Gray reported for the Sunday Pictorial and the Sydney Daily Mirror from the British Mediterranean island of Malta during its two-year siege by Axis forces. He wanted to cover the North African campaign and lobbied friends—possibly including Lord Gort, the newly appointed governor of Malta, who had also commanded the army at Dunkirk—for passage to Egypt. Gray was successful in securing passage on HMS Urge, a Royal Navy submarine bound for Alexandria. The Royal Navy forbade the carrying of any civilians on submarines so Gray was present as an unofficial passenger. Before embarking he wrote to his wife, "I'm going away now on a trip which is dangerous. It's the last thing of its kind I shall ever do. I'm doing this for the children". Urge left Malta on 27 April but failed to reach Egypt. Her wreckage was discovered in 2019 near to Malta; she likely struck a naval mine and sank with the loss of Gray and the 43 crew on board.

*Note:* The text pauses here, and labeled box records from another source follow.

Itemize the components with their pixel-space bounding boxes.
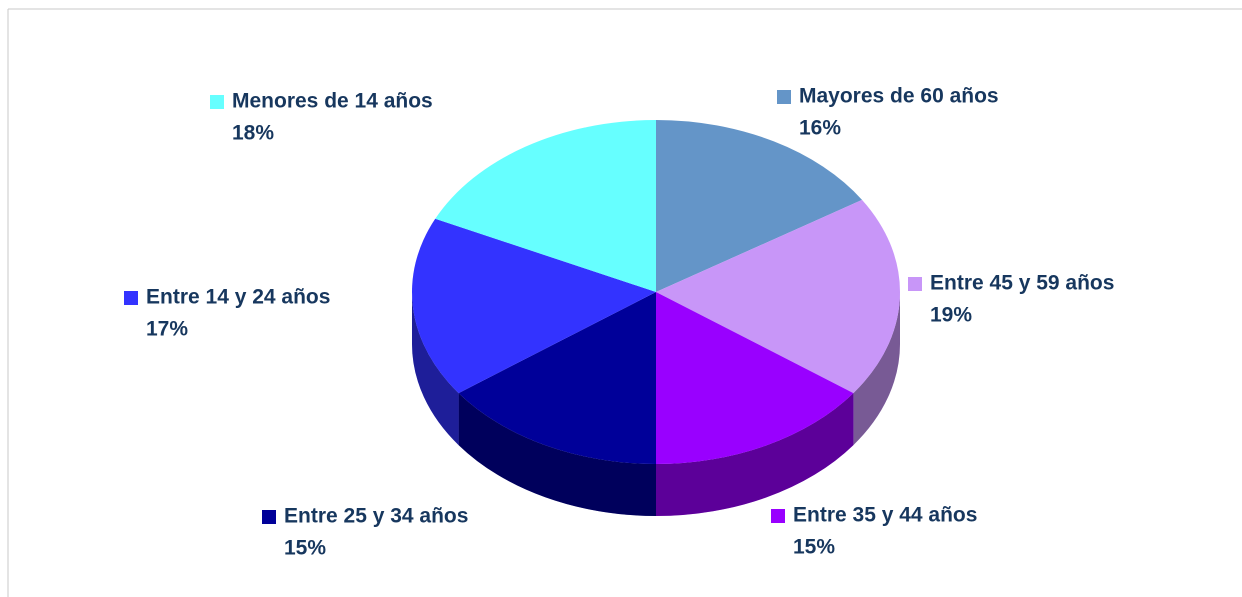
slice — [435, 120, 656, 292]
legend-swatch — [262, 510, 276, 524]
legend-swatch — [210, 95, 224, 109]
legend-swatch — [777, 90, 791, 104]
legend-swatch — [908, 277, 922, 291]
slice-label: Entre 45 y 59 años — [930, 272, 1114, 295]
slice-side — [458, 393, 656, 516]
slice-value-label: 15% — [284, 537, 326, 560]
slice — [656, 120, 863, 292]
slice-value-label: 18% — [232, 122, 274, 145]
slice-label: Entre 35 y 44 años — [793, 504, 977, 527]
slice-side-shade — [412, 292, 459, 446]
slice-value-label: 15% — [793, 536, 835, 559]
legend-swatch — [771, 509, 785, 523]
slice — [411, 218, 656, 394]
slice — [656, 292, 854, 464]
slice-side — [412, 292, 459, 446]
slice-side-shade — [853, 292, 900, 446]
slice-value-label: 17% — [146, 318, 188, 341]
slice — [656, 199, 901, 394]
slice-side — [656, 393, 854, 516]
legend-swatch — [124, 291, 138, 305]
slice — [458, 292, 656, 464]
slice-side-shade — [458, 393, 656, 516]
slice-side — [853, 292, 900, 446]
slice-label: Entre 14 y 24 años — [146, 286, 330, 309]
slice-label: Entre 25 y 34 años — [284, 505, 468, 528]
slice-value-label: 19% — [930, 304, 972, 327]
slice-label: Menores de 14 años — [232, 90, 433, 113]
slice-value-label: 16% — [799, 117, 841, 140]
slice-label: Mayores de 60 años — [799, 85, 999, 108]
slice-side-shade — [656, 393, 854, 516]
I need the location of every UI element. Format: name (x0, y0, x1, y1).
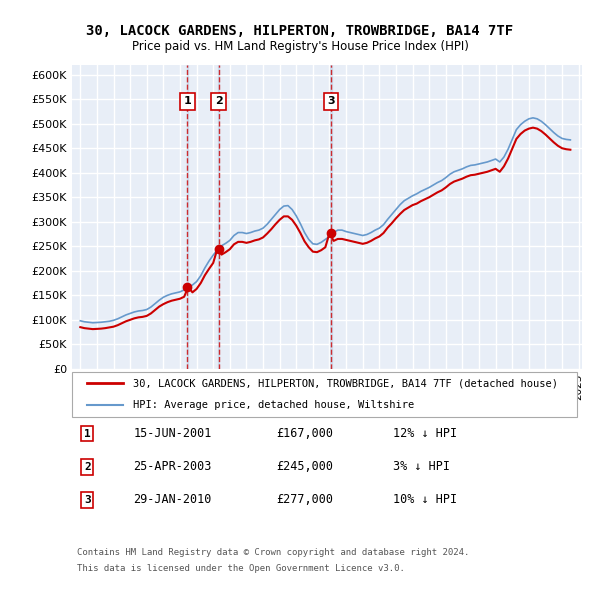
Text: £277,000: £277,000 (276, 493, 333, 506)
Text: 15-JUN-2001: 15-JUN-2001 (133, 427, 212, 440)
Text: 25-APR-2003: 25-APR-2003 (133, 460, 212, 473)
Text: Contains HM Land Registry data © Crown copyright and database right 2024.: Contains HM Land Registry data © Crown c… (77, 548, 469, 557)
Text: 2: 2 (84, 462, 91, 472)
Bar (218, 65, 220, 369)
Bar (330, 65, 332, 369)
Text: 29-JAN-2010: 29-JAN-2010 (133, 493, 212, 506)
Text: 1: 1 (84, 429, 91, 439)
Text: 30, LACOCK GARDENS, HILPERTON, TROWBRIDGE, BA14 7TF (detached house): 30, LACOCK GARDENS, HILPERTON, TROWBRIDG… (133, 378, 558, 388)
Text: 2: 2 (215, 96, 223, 106)
Text: 3: 3 (327, 96, 335, 106)
Text: 3: 3 (84, 495, 91, 505)
FancyBboxPatch shape (72, 372, 577, 418)
Bar (187, 65, 188, 369)
Text: 3% ↓ HPI: 3% ↓ HPI (394, 460, 450, 473)
Text: This data is licensed under the Open Government Licence v3.0.: This data is licensed under the Open Gov… (77, 564, 405, 573)
Text: 10% ↓ HPI: 10% ↓ HPI (394, 493, 457, 506)
Text: 12% ↓ HPI: 12% ↓ HPI (394, 427, 457, 440)
Text: 1: 1 (184, 96, 191, 106)
Text: Price paid vs. HM Land Registry's House Price Index (HPI): Price paid vs. HM Land Registry's House … (131, 40, 469, 53)
Text: HPI: Average price, detached house, Wiltshire: HPI: Average price, detached house, Wilt… (133, 400, 415, 410)
Text: £167,000: £167,000 (276, 427, 333, 440)
Text: £245,000: £245,000 (276, 460, 333, 473)
Text: 30, LACOCK GARDENS, HILPERTON, TROWBRIDGE, BA14 7TF: 30, LACOCK GARDENS, HILPERTON, TROWBRIDG… (86, 24, 514, 38)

Because Gray's presence aboard Urge was unofficial he was initially recorded by the Royal Navy only as having gone missing after travelling to Egypt by an undisclosed submarine. His fate as a passenger on the vessel was only officially recorded in 2003 following an inquiry at the Royal Navy Submarine Museum in Gosport, Hampshire, and he was then added to the museum's record of submariner casualties. Gray is the only known unofficial passenger on a British Second World War submarine and the only journalist to die aboard a submarine in the war.